Remix.run Logo
godelski 2 days ago

  > conflates two different things called "alignment"
Those are related things, if not the same. The fear of #2 is always caused through #1. Unless we're talking about sentient machines then the danger of AI is the danger of an unintelligent hyper-optimizer. That is: a paperclip maximizer.

The whole paperclip maximizer doomsday scenario was proposed as an illustration of these being the same thing. And I'm with Melanie Mitchell on this one, if a model is super-intelligent then it is not vulnerable to the prompting issues because a super-intelligent machine would be able to trivially infer that humans do in fact prefer to live. No reasonable person would interpret that killing everyone is a reasonable way of making as many paperclips as possible. It's not like there isn't a large amount of writings and data suggesting people want to live, be free, and all that jazz. It's unintelligent AI that is the danger.

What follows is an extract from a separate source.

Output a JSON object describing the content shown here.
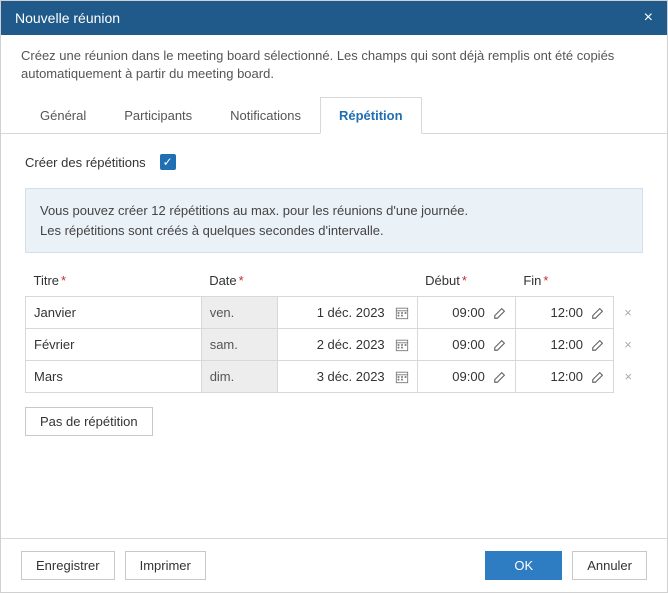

This whole thing is predicated on the fact that natural language is ambiguous. I know a lot of people don't think about this much because it works so well but there's a metric fuck ton of ways to interpret any given objective. If you really don't believe me then keep asking yourself "what assumptions have I made?" and get nuanced. For example, I've assumed you understand English, can read, and have some basic understanding of ML systems. I need to do this because I'm not going to write a book to explain it to you. This whole thing is why we write code and math, because it minimizes our assumptions, reducing ambiguity (and yes, those can still be highly ambiguous languages).